Saturday, July 18, 2020

Wild Ride to Nowhere: The Giant 5

The “Giant 5” – Apple, Microsoft, Amazon, Alphabet, and Facebook – had another good day on Friday, with their combined market capitalization rising by 0.6% to another new high of $6.64 trillion, continuing a spike that started on March 16 and now measures 62.2%. In dollar terms, five stocks gained $2.54 trillion in less than four months.

Since January 1, 2017, my “Giant 5 Index” has soared by 184%, or by $4.3 trillion, with two sell-offs or crashes or whatever in between.

Even these days, when trillions fly by so fast that they’re hard to see, that’s still a huge increase in market value of just five companies in the span of three-and-a-half years (market cap data via YCharts):


The market capitalization – the number of shares outstanding times the current share price – of the Giant 5 has reached a breath-taking magnitude:

Apple [AAPL]: $1.66 trillion
Microsoft [MSFT]: $1.62 trillion
Amazon [AMZN]: $1.60 trillion
Alphabet [GOOG]: $1.05 trillion
Facebook [FB]: $699 billion.

How big are they compared to the entire stock market?

And I mean the entire US stock market, and not just the S&P 500. The Wilshire 5000 Total Market Index tracks all 3,415 or so US-listed companies. And the market cap of all those companies combined rose today to $32.47 trillion, up 44.4% from its crisis low on March 23.

But as the shares of the Giant 5 have surged, the weight of the Giant 5 in the overall stock market has spiked from 17.5% on June 8 – that date will crop up again in a moment – to 20.4% today, and has more than doubled since January 2017, when the Giant 5 accounted for an already amazing 10% of the Wilshire 5000 (Wilshire 5000 data via YCharts):


On June 8 – here’s that date again – the stock market hit a Crisis high. The S&P 500 closed at 3,232, and the Wilshire 5000 at 32,936. As of Friday’s close, both the S&P 500 and the Wilshire 5000 remain below those June 8 levels.

But the Giant 5 Index, which was at $5.78 trillion on June 8, has since surged by 14%, to $6.6 trillion.

While the rest of the market has declined, the Giant 5 have surged. And, this surge in the Giant 5 obscured the decline in the rest of the market.

In other words, without the Giant 5, the rest of the market combined was a dud. And this is what has been happening for years!

The Market Minus the Giant 5.

To see how the rest of the market is performing without these five stocks, I have created the “Wilshire 5000 minus the Giant 5 Index.” This shows what’s left of the entire stock market of 3,415 stocks, after removing these five giants.

The “Wilshire 5000 minus the Giant 5 Index” closed at $25,836 trillion today, still down 10.9% from the peak on February 19. Over the same period, the Giant 5 have soared 18.7%!

From the bottom in March, the “Wilshire 5000 minus the Giant 5” has surged 40.6%. The Giant 5 Index has skyrocketed 62.2%!
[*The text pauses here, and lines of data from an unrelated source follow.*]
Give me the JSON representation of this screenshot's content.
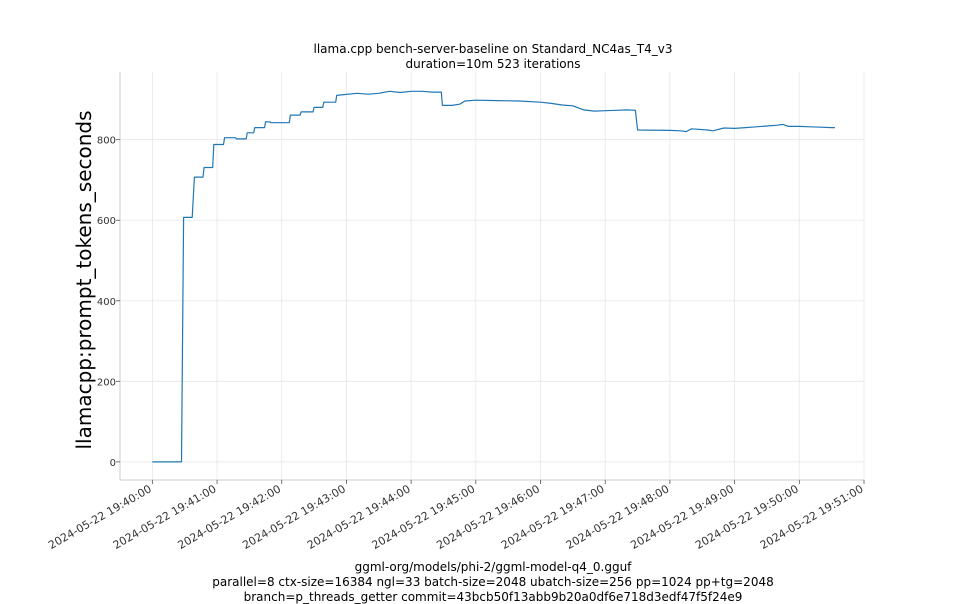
{
  "title_line1": "llama.cpp bench-server-baseline on Standard_NC4as_T4_v3",
  "title_line2": "duration=10m 523 iterations",
  "footer": {
    "line1": "ggml-org/models/phi-2/ggml-model-q4_0.gguf",
    "line2": "parallel=8 ctx-size=16384 ngl=33 batch-size=2048 ubatch-size=256 pp=1024 pp+tg=2048",
    "line3": "branch=p_threads_getter commit=43bcb50f13abb9b20a0df6e718d3edf47f5f24e9"
  },
  "chart_data": {
    "type": "line",
    "title": "llama.cpp bench-server-baseline on Standard_NC4as_T4_v3\nduration=10m 523 iterations",
    "xlabel": "",
    "ylabel": "llamacpp:prompt_tokens_seconds",
    "x_ticks": [
      "2024-05-22 19:40:00",
      "2024-05-22 19:41:00",
      "2024-05-22 19:42:00",
      "2024-05-22 19:43:00",
      "2024-05-22 19:44:00",
      "2024-05-22 19:45:00",
      "2024-05-22 19:46:00",
      "2024-05-22 19:47:00",
      "2024-05-22 19:48:00",
      "2024-05-22 19:49:00",
      "2024-05-22 19:50:00",
      "2024-05-22 19:51:00"
    ],
    "y_ticks": [
      0,
      200,
      400,
      600,
      800
    ],
    "xlim": [
      "2024-05-22 19:39:30",
      "2024-05-22 19:51:00"
    ],
    "ylim": [
      -45,
      968
    ],
    "grid": true,
    "line_color": "#1f77b4",
    "series": [
      {
        "x": [
          "2024-05-22 19:40:00",
          "2024-05-22 19:40:27",
          "2024-05-22 19:40:29",
          "2024-05-22 19:40:37",
          "2024-05-22 19:40:39",
          "2024-05-22 19:40:47",
          "2024-05-22 19:40:48",
          "2024-05-22 19:40:56",
          "2024-05-22 19:40:57",
          "2024-05-22 19:41:06",
          "2024-05-22 19:41:07",
          "2024-05-22 19:41:17",
          "2024-05-22 19:41:18",
          "2024-05-22 19:41:27",
          "2024-05-22 19:41:28",
          "2024-05-22 19:41:34",
          "2024-05-22 19:41:35",
          "2024-05-22 19:41:44",
          "2024-05-22 19:41:45",
          "2024-05-22 19:41:49",
          "2024-05-22 19:41:50",
          "2024-05-22 19:42:07",
          "2024-05-22 19:42:08",
          "2024-05-22 19:42:17",
          "2024-05-22 19:42:18",
          "2024-05-22 19:42:29",
          "2024-05-22 19:42:30",
          "2024-05-22 19:42:38",
          "2024-05-22 19:42:39",
          "2024-05-22 19:42:50",
          "2024-05-22 19:42:51",
          "2024-05-22 19:43:10",
          "2024-05-22 19:43:20",
          "2024-05-22 19:43:30",
          "2024-05-22 19:43:40",
          "2024-05-22 19:43:50",
          "2024-05-22 19:44:00",
          "2024-05-22 19:44:10",
          "2024-05-22 19:44:20",
          "2024-05-22 19:44:28",
          "2024-05-22 19:44:29",
          "2024-05-22 19:44:38",
          "2024-05-22 19:44:45",
          "2024-05-22 19:44:50",
          "2024-05-22 19:45:00",
          "2024-05-22 19:45:20",
          "2024-05-22 19:45:40",
          "2024-05-22 19:46:00",
          "2024-05-22 19:46:10",
          "2024-05-22 19:46:20",
          "2024-05-22 19:46:30",
          "2024-05-22 19:46:40",
          "2024-05-22 19:46:50",
          "2024-05-22 19:47:00",
          "2024-05-22 19:47:10",
          "2024-05-22 19:47:20",
          "2024-05-22 19:47:28",
          "2024-05-22 19:47:30",
          "2024-05-22 19:48:00",
          "2024-05-22 19:48:10",
          "2024-05-22 19:48:15",
          "2024-05-22 19:48:20",
          "2024-05-22 19:48:35",
          "2024-05-22 19:48:40",
          "2024-05-22 19:48:50",
          "2024-05-22 19:49:00",
          "2024-05-22 19:49:10",
          "2024-05-22 19:49:20",
          "2024-05-22 19:49:30",
          "2024-05-22 19:49:40",
          "2024-05-22 19:49:45",
          "2024-05-22 19:49:50",
          "2024-05-22 19:50:00",
          "2024-05-22 19:50:10",
          "2024-05-22 19:50:20",
          "2024-05-22 19:50:30",
          "2024-05-22 19:50:33"
        ],
        "y": [
          0,
          0,
          607,
          607,
          707,
          707,
          731,
          731,
          788,
          788,
          805,
          805,
          802,
          802,
          817,
          817,
          830,
          830,
          844,
          844,
          842,
          842,
          861,
          861,
          869,
          869,
          880,
          880,
          893,
          893,
          910,
          915,
          913,
          915,
          920,
          917,
          920,
          920,
          918,
          918,
          885,
          885,
          888,
          896,
          898,
          897,
          896,
          893,
          890,
          886,
          884,
          874,
          871,
          872,
          873,
          874,
          873,
          824,
          823,
          822,
          820,
          827,
          824,
          822,
          829,
          828,
          830,
          832,
          834,
          836,
          838,
          833,
          833,
          832,
          831,
          830,
          830
        ]
      }
    ]
  }
}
The “Wilshire 5000 minus the Giant 5 Index” is down 5.2% from June 8; down 10.9% from the high in February; down 1.2% from September 2018; and it’s just a tad below where it had been on January 26, 2018.

In other words, the rest of the stock market – all its winners and losers combined – without the Giant 5 and despite the horrendous volatility has gone nowhere since January 2018:


A miserable savings account would have outperformed the overall stock market without the Giant 5, and would have done so without all the horrendous volatility of the two sell-offs. Just five stocks whose market values have soared beyond imaginable magnitude pulled out the entire market.

And that’s a scary thought – that this entire market has become totally dependent on just five giant stocks with an immense concentration of power that have now come under regulatory security. And just as these stocks pulled up the entire market, they can pull down the entire market by their sheer weight.